Published: 11/July/2024

Reading time: 3 mins

Key Takeaways

⇨ Data is often an afterthought in business transformations when it should be a foundational step

⇨ Improving data quality helps avoid extra costs and provide 360-degree view over a business

⇨ Syniti’s Johann Lubbe says data management is an investment for getting access to innovations like AI, predictive analytics and forecasting

Taking a data-first approach in an SAP-led business transformation can yield a return on investment of up to 314 percent over three years, according to a customer survey commissioned by data management vendor Syniti. 

The survey analysed the financial and investment benefits of customers using SAP Advanced Data Migration and Management by Syniti, finding that customers can break even on their investment after eight months.  

Speaking at Mastering SAP Collaborate Melbourne, Syniti APJ presales and value engineering director Johann Lubbe said reconfiguring the role of data from an afterthought in business transformation to a foundational step can deliver ROI of more than 300 percent. 

This is the focus of Syniti’s Data First strategy, which aims to get customers to begin data work before (or at the same time) as the design phase of a digital transformation project. 

Lubbe said Data First deviates from the traditional approach where the “focus is about the design”. 

“Everything is about the new features and functions they’re going to get in the new system, and only later would they say, ‘we have to do something about the data at some point’,” he said. 

Lubbe added the data specification phase would only come up after the design, functional specification, and technical specification phases have been completed. And that is far too late to be transforming the data that forms the foundation of digital transformation. 
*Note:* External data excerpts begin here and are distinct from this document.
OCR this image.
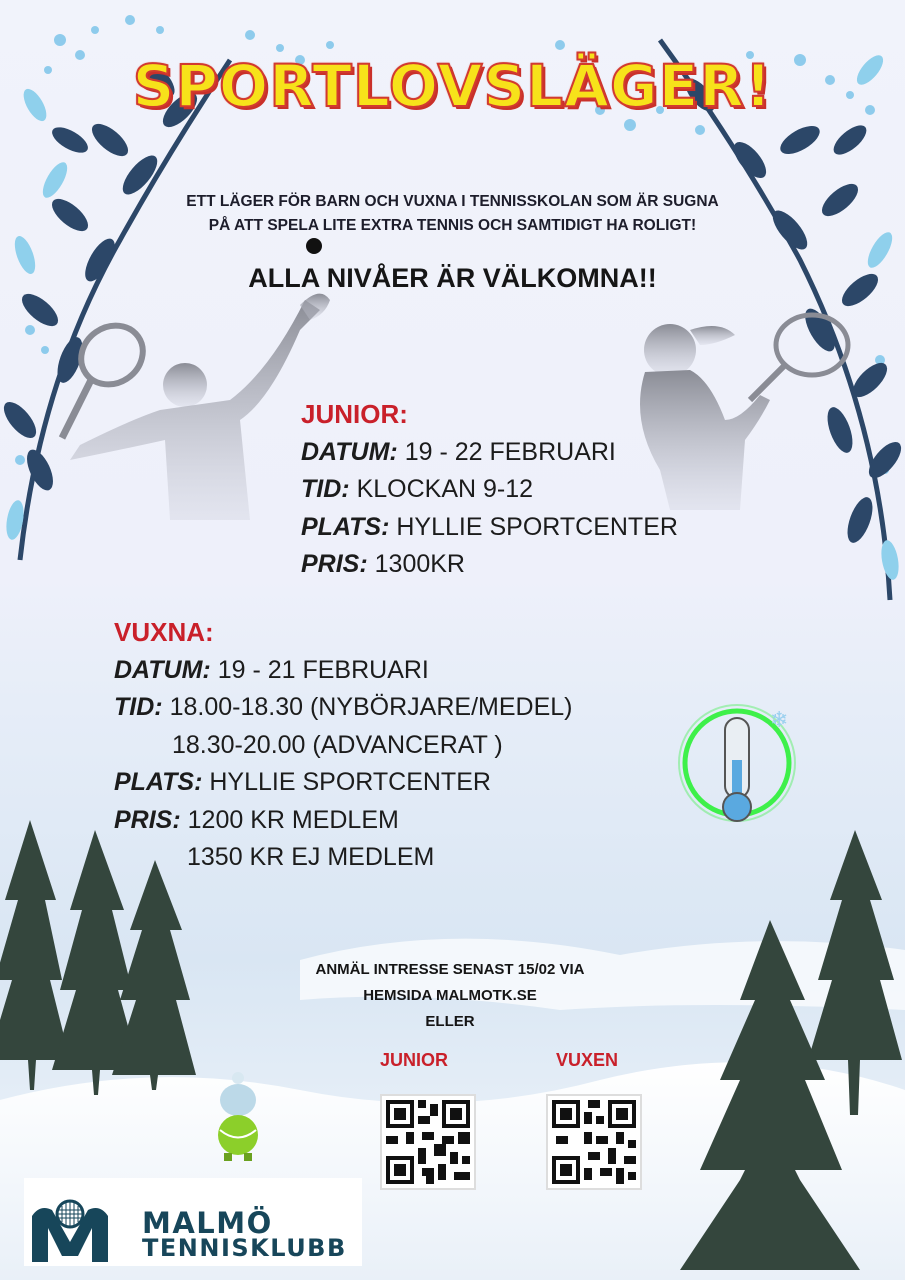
❄
SPORTLOVSLÄGER!
ETT LÄGER FÖR BARN OCH VUXNA I TENNISSKOLAN SOM ÄR SUGNA
PÅ ATT SPELA LITE EXTRA TENNIS OCH SAMTIDIGT HA ROLIGT!
ALLA NIVÅER ÄR VÄLKOMNA!!
JUNIOR:
DATUM: 19 - 22 FEBRUARI
TID: KLOCKAN 9-12
PLATS: HYLLIE SPORTCENTER
PRIS: 1300KR
VUXNA:
DATUM: 19 - 21 FEBRUARI
TID: 18.00-18.30 (NYBÖRJARE/MEDEL)
18.30-20.00 (ADVANCERAT )
PLATS: HYLLIE SPORTCENTER
PRIS: 1200 KR MEDLEM
1350 KR EJ MEDLEM
ANMÄL INTRESSE SENAST 15/02 VIA
HEMSIDA MALMOTK.SE
ELLER
JUNIOR	VUXEN
MALMÖ
TENNISKLUBB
“The data specification will eventually then evolve into something that will be handed to technical people to go and transform data through ETL (extract, transform and load) tools,” Lubbe said. “Now, the problem with that is your transformation of your data starts very late.” 

He said some Syniti customers following the traditional approach have had issues like payment terms getting overwritten at the purchase order level; having duplicate vendors or suppliers in their systems; not having a 360-degree view of the business – resulting in additional costs from dealing with the data later. 

Lubbe added that Syniti’s Data First strategy looks to challenge the market to say, “It’s not about getting your data into that target environment, but it’s about seeing the opportunity to do something about that data to improve business.” 

He said data management shouldn’t be seen as a cost item but rather as an investment to keep up with the latest innovations like AI, predictive analytics and forecasting. 

“You have to get your data right,” Lubbe added. “It’s not about just allocating the minimum budget to get your data into SAP S/4HANA. It’s about thinking about it differently, assessing that data long before you get to that go-live crunch time.” 

The business benefits of data first have been demonstrated by recent Syniti customers. New Zealand-based global kiwifruit marketer and distributor Zespri International delivered improved data verification, reduced manual effort and enhanced data governance. Australian mining equipment company Orica started its data management processes on the first day of the business transformation journey. An oil and gas company found its fixed assets were not linked to physical assets thanks to an early data assessment with Syniti. This allowed the Middle East-based customer to plan resourcing to address the issue before migrating to SAP S/4HANA. 

Lubbe also emphasised the need to get budgets approved for early data management activities. 

“It all comes back to mindset – getting your budget approved to do something early is critical,” he said. “[Data migration] is also not IT’s problem, it’s a business and collaboration problem – you have to have buy-in from all parties and part of the challenge there is to make everyone realise the benefit to them if you have proper data in your system.